After community-based consultations, a Nunavik-wide referendum on whether to stick with the final version will be held before next year, she said.

Then the negotiating team will go back to the table, and hammer out a final agreement by spring, 2005.

Grey said the team can’t speed up the process, in part because of Nunavimmiut’s hunting and camping habits.

“[Before] fall, being a northerner, I know nobody’s going to want to meet,” she said from her office in Montreal. “It’s springtime, the geese are coming, the fishing is coming. We’ll make it [the proposed agreement-in-principle] public in the coming months. Let the people look at it if they wish.”

In general terms, Grey said the team is following the recommendations of the Let Us Share report, a booklet produced by the Nunavik Commission three years ago after lengthy meetings in every village in the region.

Nunavik wants a government with powers similar to a province, with direct decision-making power over where money is spent in areas like health, education, and cultural programs.
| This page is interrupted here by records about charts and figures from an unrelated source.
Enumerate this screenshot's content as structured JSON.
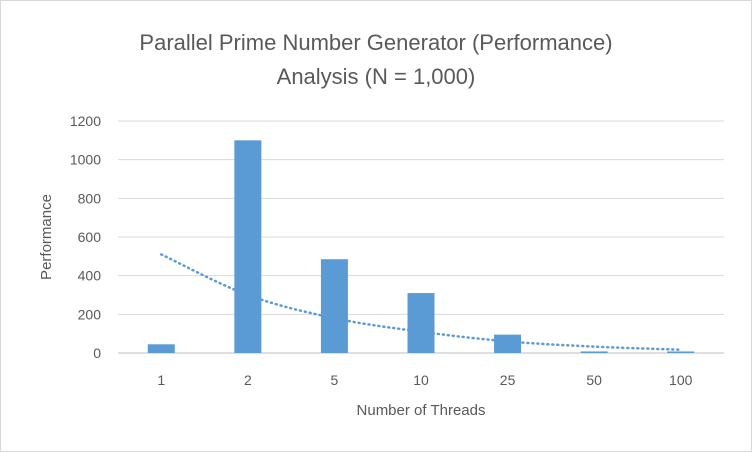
{
  "chart_data": {
    "type": "bar",
    "title_line1": "Parallel Prime Number Generator (Performance)",
    "title_line2": "Analysis (N = 1,000)",
    "xlabel": "Number of Threads",
    "ylabel": "Performance",
    "categories": [
      "1",
      "2",
      "5",
      "10",
      "25",
      "50",
      "100"
    ],
    "values": [
      45,
      1100,
      485,
      310,
      95,
      8,
      8
    ],
    "ylim": [
      0,
      1200
    ],
    "yticks": [
      0,
      200,
      400,
      600,
      800,
      1000,
      1200
    ],
    "grid": true,
    "bar_color": "#5b9bd5",
    "trendline": {
      "type": "power",
      "style": "dotted",
      "values": [
        510,
        300,
        180,
        110,
        60,
        33,
        17
      ]
    }
  }
}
Currently, these services are administered by regional organizations, including the Kativik Regional Government, Kativik Regional School Board and the Nunavik Regional Board of Health and Social Services, all of which lack the full power of government, such as taxation.
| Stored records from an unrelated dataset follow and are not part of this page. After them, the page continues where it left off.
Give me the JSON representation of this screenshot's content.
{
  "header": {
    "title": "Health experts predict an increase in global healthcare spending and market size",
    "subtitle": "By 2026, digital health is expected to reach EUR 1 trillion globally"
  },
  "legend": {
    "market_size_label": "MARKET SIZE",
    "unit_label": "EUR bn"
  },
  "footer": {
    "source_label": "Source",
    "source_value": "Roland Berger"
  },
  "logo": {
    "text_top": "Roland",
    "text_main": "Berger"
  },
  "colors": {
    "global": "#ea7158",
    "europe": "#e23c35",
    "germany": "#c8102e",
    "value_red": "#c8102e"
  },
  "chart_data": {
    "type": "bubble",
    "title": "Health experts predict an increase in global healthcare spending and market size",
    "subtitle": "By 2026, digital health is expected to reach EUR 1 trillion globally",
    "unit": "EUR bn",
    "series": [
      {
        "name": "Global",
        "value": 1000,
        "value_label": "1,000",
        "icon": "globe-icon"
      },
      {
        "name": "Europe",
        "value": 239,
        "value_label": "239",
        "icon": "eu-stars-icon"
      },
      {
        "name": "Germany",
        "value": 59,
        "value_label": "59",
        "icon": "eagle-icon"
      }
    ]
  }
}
Under the negotiating team’s timeline, Nunavik will spend several years bringing the various organizations under one roof — tentatively called the Nunavimmiut Aquvvinga, meaning People of Nunavik’s Steering Body. All elected boards and councils will then be replaced by an elected government, referred in Makivik documents as the Uqarvimarik, meaning the place to speak.

Grey said the negotiating team won’t stray from the Let Us Share report when it comes to the structure of the newly elected government. The new Nunavik government will follow in Nunavut’s footsteps in holding universal elections across the region to choose elected representatives in the government.

In Nunavik’s case, there will be at least one elected official for each of the region’s 14 communities. But unlike Nunavut, residents of Nunavik will directly elect five members of the executive, and choose which member should be their leader.

“We want the Inuit to pick their leader,” Grey said. “We feel that a person that is elected Nunavik-wide shows real support.”

Outside of elected officials, Grey said committees will be formed to ensure the new government remains responsive to community needs in areas such as health, education, housing and economic development.

Grey pledged that negotiators will not allow any services already in place to be compromised.

“Just because we’re amalgamating, we don’t want to jeopardize any services,” she said. “More autonomy is the goal. We want to deal with our everyday life of Nunavik without having to answer to Quebec on an administrative level.”

“Throughout the history of the [self-government] file, there’s been derailments due to various. . . things. We are now where we’ve gained the most.”

To pay for Nunavik’s dream of self-government, Grey said they will draw on financing agreements already in place with provincial and federal governments, with plans to ensure funding grows as the region’s population grows.

As for taxation, Grey said that’s an area best left to the future elected officials.

“If there’s going to be taxation, let the new form of government talk taxation,” Grey said. “But our present leadership right now and the people of Nunavik are very adamant they don’t want to see new taxation. We pay enough taxes.”